Why is the task so simple/far from programming/etc one may ask. In my humble opinion, programming languages can be taught quite fast and interns should present that they are willing to learn and some sort of programming attitude of mind. Any good interview and test task are not as important per se, as a good starting point for the conversation. For example:
- You get to know a person better. Is she asking questions, willing to learn? Can she admit that she was wrong?
- Discussions also show the way people think, it’s always great to ask why have you chosen XX approach instead of the YY?
With C++11 we have a great option in the <random>
header. It is great, but has got two problems with uniform and normally distributed random values generation:
- Relatively low performance. Not always a problem, but when you restart your application a lot of times and fill a
std::vector
with another round of AWGN, a second now and then makes a difference. - No C++11 support on our platforms.
The code should be reused as much as possible, therefore some of our libraries migrate from our target platforms (ARM and NeuroMatrix) with no C++11 support to the PC models.

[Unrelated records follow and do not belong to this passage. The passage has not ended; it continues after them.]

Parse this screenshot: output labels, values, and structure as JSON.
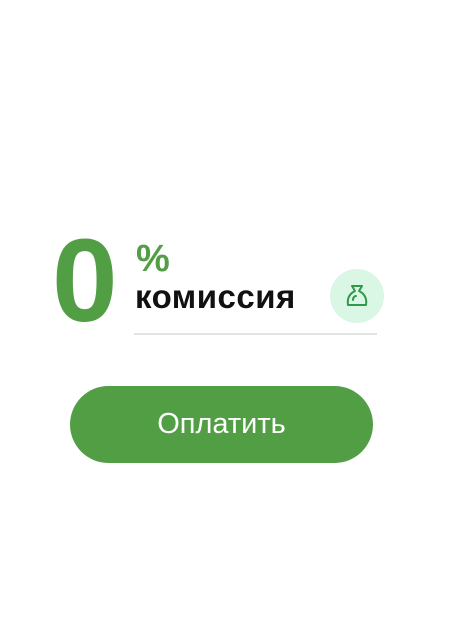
{
  "commission": {
    "value": "0",
    "percent_sign": "%",
    "label": "комиссия"
  },
  "icons": {
    "bag": "money-bag-icon"
  },
  "colors": {
    "accent": "#519e45",
    "icon_bg": "#daf6e4"
  },
  "pay_button": {
    "label": "Оплатить"
  }
}
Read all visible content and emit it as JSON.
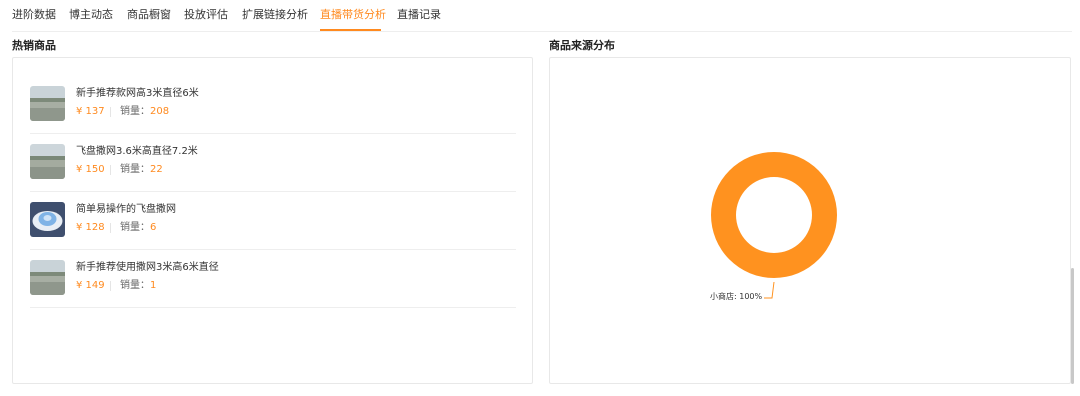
{
  "tabs": [
    {
      "label": "进阶数据",
      "active": false
    },
    {
      "label": "博主动态",
      "active": false
    },
    {
      "label": "商品橱窗",
      "active": false
    },
    {
      "label": "投放评估",
      "active": false
    },
    {
      "label": "扩展链接分析",
      "active": false
    },
    {
      "label": "直播带货分析",
      "active": true
    },
    {
      "label": "直播记录",
      "active": false
    }
  ],
  "hot_products": {
    "title": "热销商品",
    "sales_label": "销量：",
    "items": [
      {
        "name": "新手推荐款网高3米直径6米",
        "price": "¥ 137",
        "sales": "208",
        "thumb": "landscape"
      },
      {
        "name": "飞盘撒网3.6米高直径7.2米",
        "price": "¥ 150",
        "sales": "22",
        "thumb": "landscape"
      },
      {
        "name": "简单易操作的飞盘撒网",
        "price": "¥ 128",
        "sales": "6",
        "thumb": "net"
      },
      {
        "name": "新手推荐使用撒网3米高6米直径",
        "price": "¥ 149",
        "sales": "1",
        "thumb": "landscape"
      }
    ]
  },
  "source_distribution": {
    "title": "商品来源分布"
  },
  "chart_data": {
    "type": "pie",
    "donut": true,
    "categories": [
      "小商店"
    ],
    "values": [
      100
    ],
    "slice_labels": [
      "小商店: 100%"
    ],
    "colors": [
      "#ff921f"
    ]
  },
  "colors": {
    "accent": "#ff8a1f",
    "slice": "#ff921f"
  }
}
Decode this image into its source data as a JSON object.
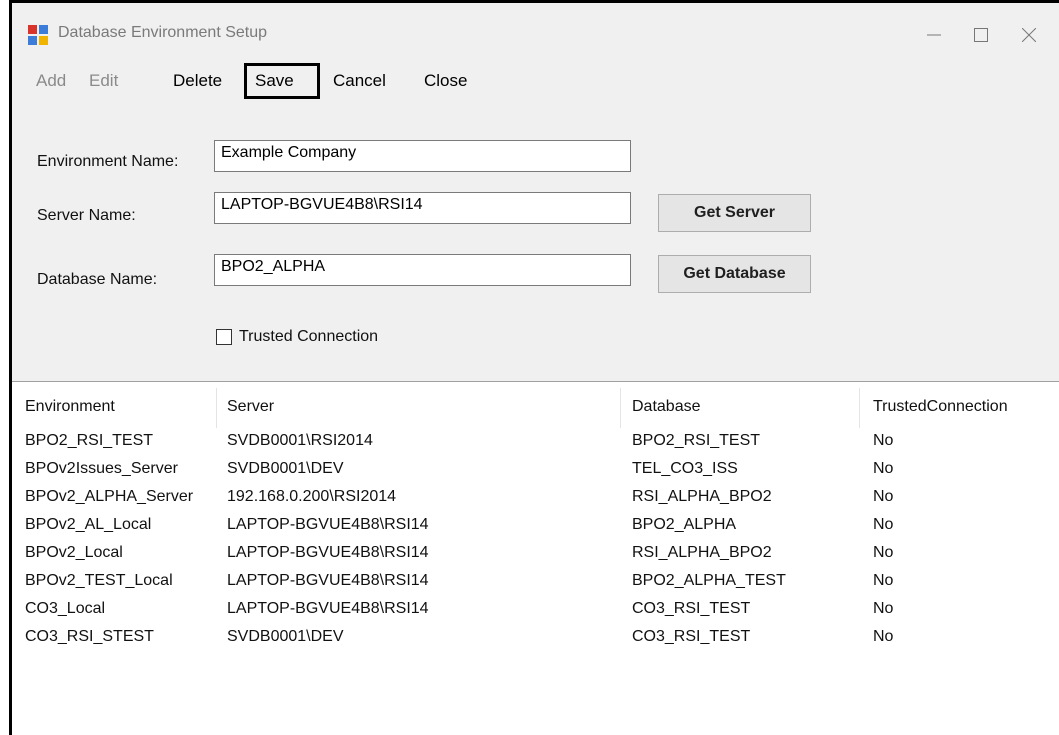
{
  "window": {
    "title": "Database Environment Setup"
  },
  "menu": {
    "add": "Add",
    "edit": "Edit",
    "delete": "Delete",
    "save": "Save",
    "cancel": "Cancel",
    "close": "Close"
  },
  "form": {
    "environment_label": "Environment Name:",
    "environment_value": "Example Company",
    "server_label": "Server Name:",
    "server_value": "LAPTOP-BGVUE4B8\\RSI14",
    "database_label": "Database Name:",
    "database_value": "BPO2_ALPHA",
    "get_server": "Get Server",
    "get_database": "Get Database",
    "trusted_label": "Trusted Connection",
    "trusted_checked": false
  },
  "grid": {
    "columns": [
      "Environment",
      "Server",
      "Database",
      "TrustedConnection"
    ],
    "rows": [
      [
        "BPO2_RSI_TEST",
        "SVDB0001\\RSI2014",
        "BPO2_RSI_TEST",
        "No"
      ],
      [
        "BPOv2Issues_Server",
        "SVDB0001\\DEV",
        "TEL_CO3_ISS",
        "No"
      ],
      [
        "BPOv2_ALPHA_Server",
        "192.168.0.200\\RSI2014",
        "RSI_ALPHA_BPO2",
        "No"
      ],
      [
        "BPOv2_AL_Local",
        "LAPTOP-BGVUE4B8\\RSI14",
        "BPO2_ALPHA",
        "No"
      ],
      [
        "BPOv2_Local",
        "LAPTOP-BGVUE4B8\\RSI14",
        "RSI_ALPHA_BPO2",
        "No"
      ],
      [
        "BPOv2_TEST_Local",
        "LAPTOP-BGVUE4B8\\RSI14",
        "BPO2_ALPHA_TEST",
        "No"
      ],
      [
        "CO3_Local",
        "LAPTOP-BGVUE4B8\\RSI14",
        "CO3_RSI_TEST",
        "No"
      ],
      [
        "CO3_RSI_STEST",
        "SVDB0001\\DEV",
        "CO3_RSI_TEST",
        "No"
      ]
    ]
  },
  "icons": {
    "app": "app-window-icon",
    "minimize": "minimize-icon",
    "maximize": "maximize-icon",
    "close": "close-icon"
  }
}
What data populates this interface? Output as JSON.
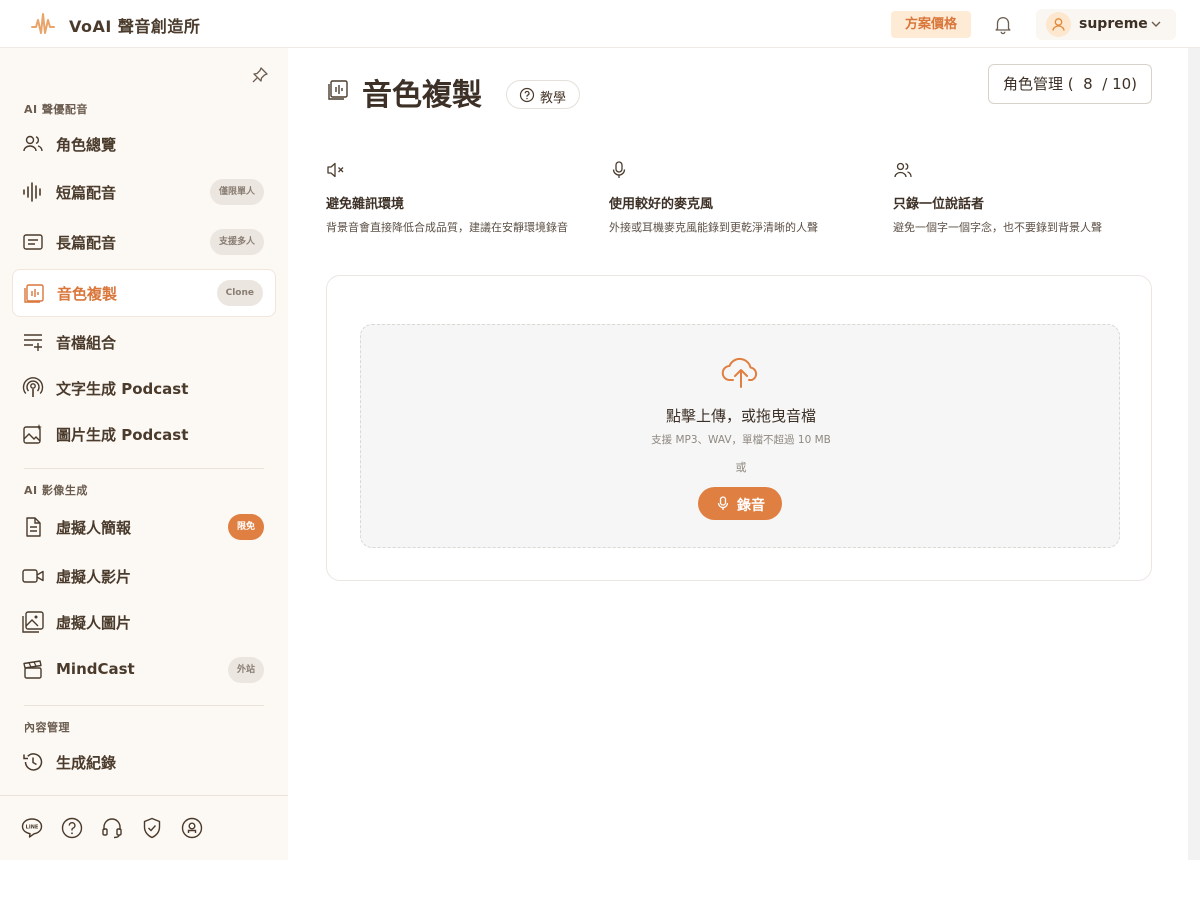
{
  "header": {
    "brand": "VoAI 聲音創造所",
    "pricing_label": "方案價格",
    "username": "supreme",
    "icons": {
      "logo": "voai-logo-icon",
      "bell": "bell-icon",
      "user": "user-icon",
      "chevron": "chevron-down-icon"
    }
  },
  "sidebar": {
    "sections": [
      {
        "label": "AI 聲優配音"
      },
      {
        "label": "AI 影像生成"
      },
      {
        "label": "內容管理"
      }
    ],
    "items": [
      {
        "label": "角色總覽",
        "icon": "users-icon"
      },
      {
        "label": "短篇配音",
        "icon": "waveform-icon",
        "badge": "僅限單人"
      },
      {
        "label": "長篇配音",
        "icon": "text-lines-icon",
        "badge": "支援多人"
      },
      {
        "label": "音色複製",
        "icon": "voice-clone-icon",
        "badge": "Clone",
        "active": true
      },
      {
        "label": "音檔組合",
        "icon": "audio-merge-icon"
      },
      {
        "label": "文字生成 Podcast",
        "icon": "podcast-icon"
      },
      {
        "label": "圖片生成 Podcast",
        "icon": "image-sparkle-icon"
      },
      {
        "label": "虛擬人簡報",
        "icon": "document-icon",
        "badge": "限免"
      },
      {
        "label": "虛擬人影片",
        "icon": "video-icon"
      },
      {
        "label": "虛擬人圖片",
        "icon": "image-icon"
      },
      {
        "label": "MindCast",
        "icon": "clapperboard-icon",
        "badge": "外站"
      },
      {
        "label": "生成紀錄",
        "icon": "history-icon"
      }
    ],
    "footer_icons": [
      "line-icon",
      "help-circle-icon",
      "headset-icon",
      "shield-check-icon",
      "account-circle-icon"
    ]
  },
  "main": {
    "title": "音色複製",
    "tutorial_label": "教學",
    "role_management": {
      "label": "角色管理",
      "used": "8",
      "total": "10"
    },
    "tips": [
      {
        "icon": "volume-mute-icon",
        "title": "避免雜訊環境",
        "desc": "背景音會直接降低合成品質，建議在安靜環境錄音"
      },
      {
        "icon": "microphone-icon",
        "title": "使用較好的麥克風",
        "desc": "外接或耳機麥克風能錄到更乾淨清晰的人聲"
      },
      {
        "icon": "users-icon",
        "title": "只錄一位說話者",
        "desc": "避免一個字一個字念，也不要錄到背景人聲"
      }
    ],
    "upload": {
      "icon": "cloud-upload-icon",
      "main_text": "點擊上傳，或拖曳音檔",
      "sub_text": "支援 MP3、WAV，單檔不超過 10 MB",
      "or_text": "或",
      "record_label": "錄音"
    }
  },
  "colors": {
    "accent": "#e07f42",
    "accent_text": "#d9763a",
    "sidebar_bg": "#fcf8f3",
    "text": "#3d3026"
  }
}
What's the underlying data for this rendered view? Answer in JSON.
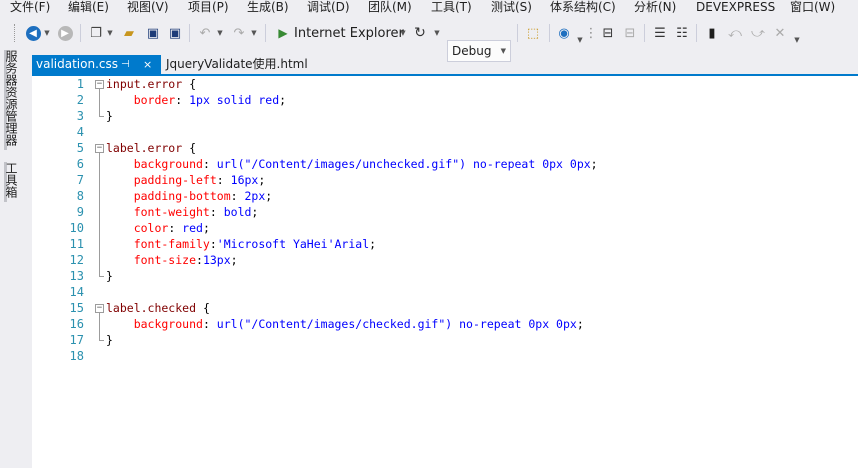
{
  "menu": [
    "文件(F)",
    "编辑(E)",
    "视图(V)",
    "项目(P)",
    "生成(B)",
    "调试(D)",
    "团队(M)",
    "工具(T)",
    "测试(S)",
    "体系结构(C)",
    "分析(N)",
    "DEVEXPRESS",
    "窗口(W)"
  ],
  "toolbar": {
    "browser_label": "Internet Explorer",
    "config_value": "Debug"
  },
  "side_tabs": [
    "服务器资源管理器",
    "工具箱"
  ],
  "tabs": {
    "active": "validation.css",
    "inactive": "JqueryValidate使用.html",
    "pin_glyph": "⊣",
    "close_glyph": "×"
  },
  "editor": {
    "lines": [
      {
        "n": "1",
        "fold": "−",
        "segs": [
          {
            "t": "input.error",
            "c": "sel"
          },
          {
            "t": " {",
            "c": "punc"
          }
        ]
      },
      {
        "n": "2",
        "segs": [
          {
            "t": "    border",
            "c": "prop"
          },
          {
            "t": ": ",
            "c": "punc"
          },
          {
            "t": "1px solid red",
            "c": "val"
          },
          {
            "t": ";",
            "c": "punc"
          }
        ]
      },
      {
        "n": "3",
        "segs": [
          {
            "t": "}",
            "c": "punc"
          }
        ]
      },
      {
        "n": "4",
        "segs": []
      },
      {
        "n": "5",
        "fold": "−",
        "segs": [
          {
            "t": "label.error",
            "c": "sel"
          },
          {
            "t": " {",
            "c": "punc"
          }
        ]
      },
      {
        "n": "6",
        "segs": [
          {
            "t": "    background",
            "c": "prop"
          },
          {
            "t": ": ",
            "c": "punc"
          },
          {
            "t": "url(\"/Content/images/unchecked.gif\") no-repeat 0px 0px",
            "c": "val"
          },
          {
            "t": ";",
            "c": "punc"
          }
        ]
      },
      {
        "n": "7",
        "segs": [
          {
            "t": "    padding-left",
            "c": "prop"
          },
          {
            "t": ": ",
            "c": "punc"
          },
          {
            "t": "16px",
            "c": "val"
          },
          {
            "t": ";",
            "c": "punc"
          }
        ]
      },
      {
        "n": "8",
        "segs": [
          {
            "t": "    padding-bottom",
            "c": "prop"
          },
          {
            "t": ": ",
            "c": "punc"
          },
          {
            "t": "2px",
            "c": "val"
          },
          {
            "t": ";",
            "c": "punc"
          }
        ]
      },
      {
        "n": "9",
        "segs": [
          {
            "t": "    font-weight",
            "c": "prop"
          },
          {
            "t": ": ",
            "c": "punc"
          },
          {
            "t": "bold",
            "c": "val"
          },
          {
            "t": ";",
            "c": "punc"
          }
        ]
      },
      {
        "n": "10",
        "segs": [
          {
            "t": "    color",
            "c": "prop"
          },
          {
            "t": ": ",
            "c": "punc"
          },
          {
            "t": "red",
            "c": "val"
          },
          {
            "t": ";",
            "c": "punc"
          }
        ]
      },
      {
        "n": "11",
        "segs": [
          {
            "t": "    font-family",
            "c": "prop"
          },
          {
            "t": ":",
            "c": "punc"
          },
          {
            "t": "'Microsoft YaHei'Arial",
            "c": "val"
          },
          {
            "t": ";",
            "c": "punc"
          }
        ]
      },
      {
        "n": "12",
        "segs": [
          {
            "t": "    font-size",
            "c": "prop"
          },
          {
            "t": ":",
            "c": "punc"
          },
          {
            "t": "13px",
            "c": "val"
          },
          {
            "t": ";",
            "c": "punc"
          }
        ]
      },
      {
        "n": "13",
        "segs": [
          {
            "t": "}",
            "c": "punc"
          }
        ]
      },
      {
        "n": "14",
        "segs": []
      },
      {
        "n": "15",
        "fold": "−",
        "segs": [
          {
            "t": "label.checked",
            "c": "sel"
          },
          {
            "t": " {",
            "c": "punc"
          }
        ]
      },
      {
        "n": "16",
        "segs": [
          {
            "t": "    background",
            "c": "prop"
          },
          {
            "t": ": ",
            "c": "punc"
          },
          {
            "t": "url(\"/Content/images/checked.gif\") no-repeat 0px 0px",
            "c": "val"
          },
          {
            "t": ";",
            "c": "punc"
          }
        ]
      },
      {
        "n": "17",
        "segs": [
          {
            "t": "}",
            "c": "punc"
          }
        ]
      },
      {
        "n": "18",
        "segs": []
      }
    ]
  },
  "colors": {
    "accent": "#007acc",
    "selector": "#800000",
    "property": "#ff0000",
    "value": "#0000ff",
    "line_number": "#2b91af"
  }
}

I measure speed with the Google’s benchmark and here is the latest run from my local machine: (the benchmark itself may be found here)
06/02/18 23:31:49
Running G:\Visual Studio\random\make\vs141\x64\Release\benchmark.exe
Run on (4 X 2806 MHz CPU s)
CPU Caches:
L1 Data 32K (x4)
L1 Instruction 32K (x4)
L2 Unified 262K (x4)
L3 Unified 8388K (x1)
Benchmark | Time | CPU | Iterations |
---|---|---|---|
uniform_STL_mt19937_real | 67 ns | 64 ns | 11217877 |
uniform_STL_lce_real | 70 ns | 65 ns | 11217877 |
uniform_random_real | 4 ns | 3 ns | 213673844 |
uniform_STL_mt19937_int | 9 ns | 9 ns | 89743014 |
uniform_STL_lce_int | 16 ns | 16 ns | 56089384 |
uniform_random_int | 4 ns | 3 ns | 203961397 |
normal_STL_mt19937 | 95 ns | 88 ns | 7478585 |
normal_STL_lce | 135 ns | 131 ns | 5608938 |
normal_random | 38 ns | 36 ns | 18696461 |
In this benchmark I compare three implementations:
- Mersenne twister from the STL
- Linear congruential generator from the STL
- Custom linear congruential generator and the Box-Muller algorithm, implemented in my library
For the uniform distribution, I test for both real and integer values and only real for the normal distribution. One may see significant speedup comparing to the STL version: ~2.4x to the ~21x for the Mersenne twister and ~3.6x to the ~21x for the Linear congruential generator.
Linear congruential generators have relatively small period comparing to the Mersenne twister, but we’re dealing with digital signal processing and Monte Carlo modelling, where buffers’ sizes rarely exceed 2^32.
Okay, we’ve got a buffer with sampled noise data, with two characteristics: mean value and variance. It can be visualized like this:
In this article and my job I use our custom digital signal visualization tool, but the easiest way to visualize signal is to use an audio editor, like Audacity. Give it a try!
First of all, we should check the spectrum of this random process, so we can distinguish white, pink, green and other types of noise. Power spectral density of the process may be estimated by the DFT (FFT). Let’s see what we’ve got:
Looks pretty constant to me. Note the logarithmic level axis. Now we have to check the process to be Gaussian. This can be done by calculating the histogram. The histogram represents the probability distribution of some process.
It is always a good idea not only to visually check the histogram but also to recheck the mean and the variance values.
Now we come to the easy part: writing to the file. For the sake of completeness of this article, I’ll discuss this as well, but this is pretty trivial.
void Write(const std::vector<double> &vec, const std::string &filename) {
std::ofstream of(filename.c_str(), std::ios::binary);
if(!of.is_open())
throw std::runtime_error("Unable to open file " + filename);
of.write(reinterpret_cast<const char*>(vec.data()), vec.size() * sizeof(double));
}
In this code snippet we try to open the file, check if we succeeded and write the vector data to the file. Voile!
That’s why I love this task. It’s simple, takes no longer than a couple of hours and opens a lot of topics to discuss. I’ve mentioned this earlier in the article, but there’s a library which we use to generate AWGN for our models, which you may find here in case you’re interested.